< Psalmów 57 >

1 Przedniejszemu śpiewakowi, jako: Nie zatracaj, złoty psalm Dawidowy, kiedy uciekał przed Saulem do jaskini. Zmiłuj się nademną, o Boże! zmiłuj się nademną; albowiem w tobie ufa dusza moja, a do cienia skrzydeł twoich uciekam się; aż przeminie utrapienie.
Przewodnikowi chóru. Al taszchet. Miktam Dawida, kiedy uciekał przed Saulem do jaskini. Zmiłuj się nade mną, Boże, zmiłuj się nade mną, bo moja dusza ufa tobie; w cieniu twoich skrzydeł będę się chronił, aż przeminie nieszczęście.
2 Będę wołał do Boga najwyższego, do Boga, który wykonywa sprawę moję.
Będę wołał do Boga Najwyższego, do Boga, który doprowadzi moją sprawę do końca.

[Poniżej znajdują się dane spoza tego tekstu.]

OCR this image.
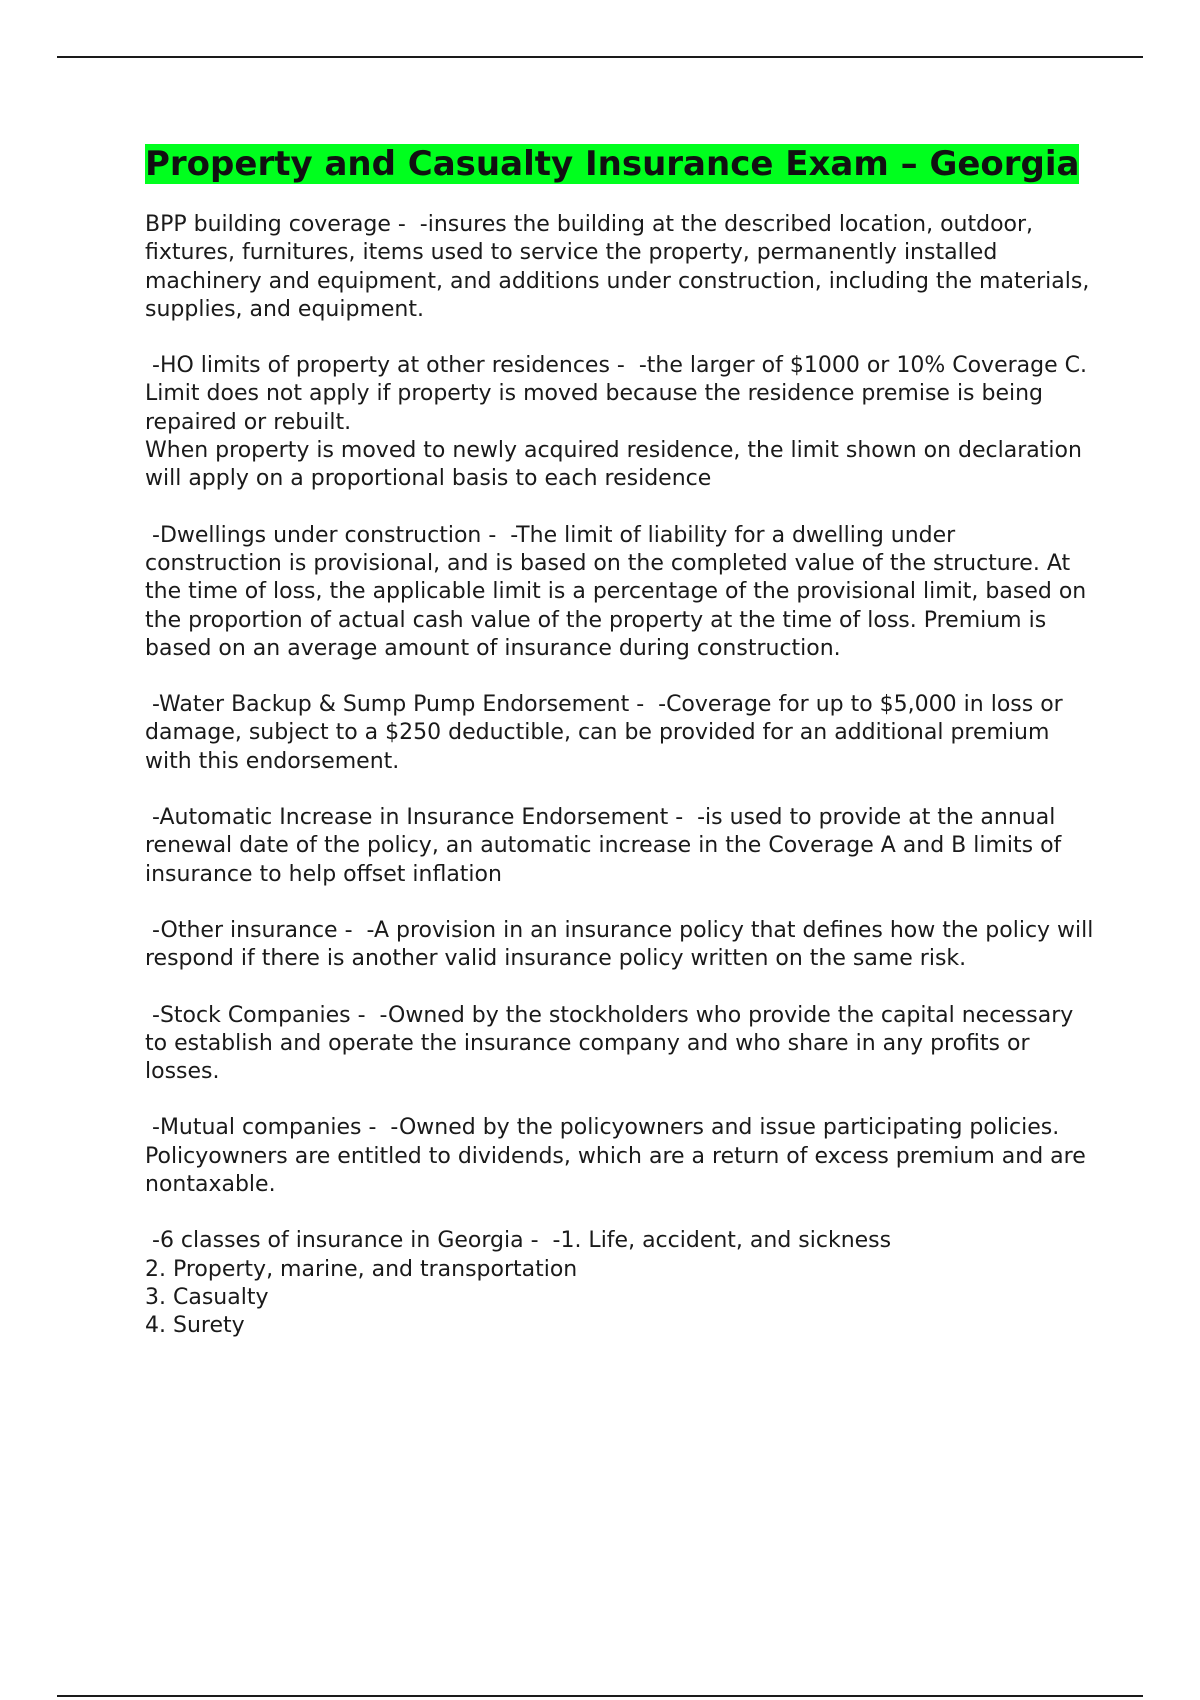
Property and Casualty Insurance Exam – Georgia

BPP building coverage -  -insures the building at the described location, outdoor, fixtures, furnitures, items used to service the property, permanently installed machinery and equipment, and additions under construction, including the materials, supplies, and equipment.

-HO limits of property at other residences -  -the larger of $1000 or 10% Coverage C. Limit does not apply if property is moved because the residence premise is being repaired or rebuilt.
When property is moved to newly acquired residence, the limit shown on declaration will apply on a proportional basis to each residence

-Dwellings under construction -  -The limit of liability for a dwelling under construction is provisional, and is based on the completed value of the structure. At the time of loss, the applicable limit is a percentage of the provisional limit, based on the proportion of actual cash value of the property at the time of loss. Premium is based on an average amount of insurance during construction.

-Water Backup & Sump Pump Endorsement -  -Coverage for up to $5,000 in loss or damage, subject to a $250 deductible, can be provided for an additional premium with this endorsement.

-Automatic Increase in Insurance Endorsement -  -is used to provide at the annual renewal date of the policy, an automatic increase in the Coverage A and B limits of insurance to help offset inflation

-Other insurance -  -A provision in an insurance policy that defines how the policy will respond if there is another valid insurance policy written on the same risk.

-Stock Companies -  -Owned by the stockholders who provide the capital necessary to establish and operate the insurance company and who share in any profits or losses.

-Mutual companies -  -Owned by the policyowners and issue participating policies. Policyowners are entitled to dividends, which are a return of excess premium and are nontaxable.

-6 classes of insurance in Georgia -  -1. Life, accident, and sickness
2. Property, marine, and transportation
3. Casualty
4. Surety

3 On pośle z nieba, i wybawi mię od pohańbienia tego, który mię chce pochłonąć. (Sela) Pośle mi Bóg miłosierdzie swoje i prawdę swą.
On ześle [pomoc] z nieba i wybawi mnie [od] urągania tego, który chce mnie pochłonąć. (Sela) Ześle mi Bóg swoje miłosierdzie i prawdę.
4 Dusza moja jest w pośród lwów; leżę miedzy palącymi, między synami ludzkimi, których zęby jako włócznie i strzały, i język ich miecz ostry.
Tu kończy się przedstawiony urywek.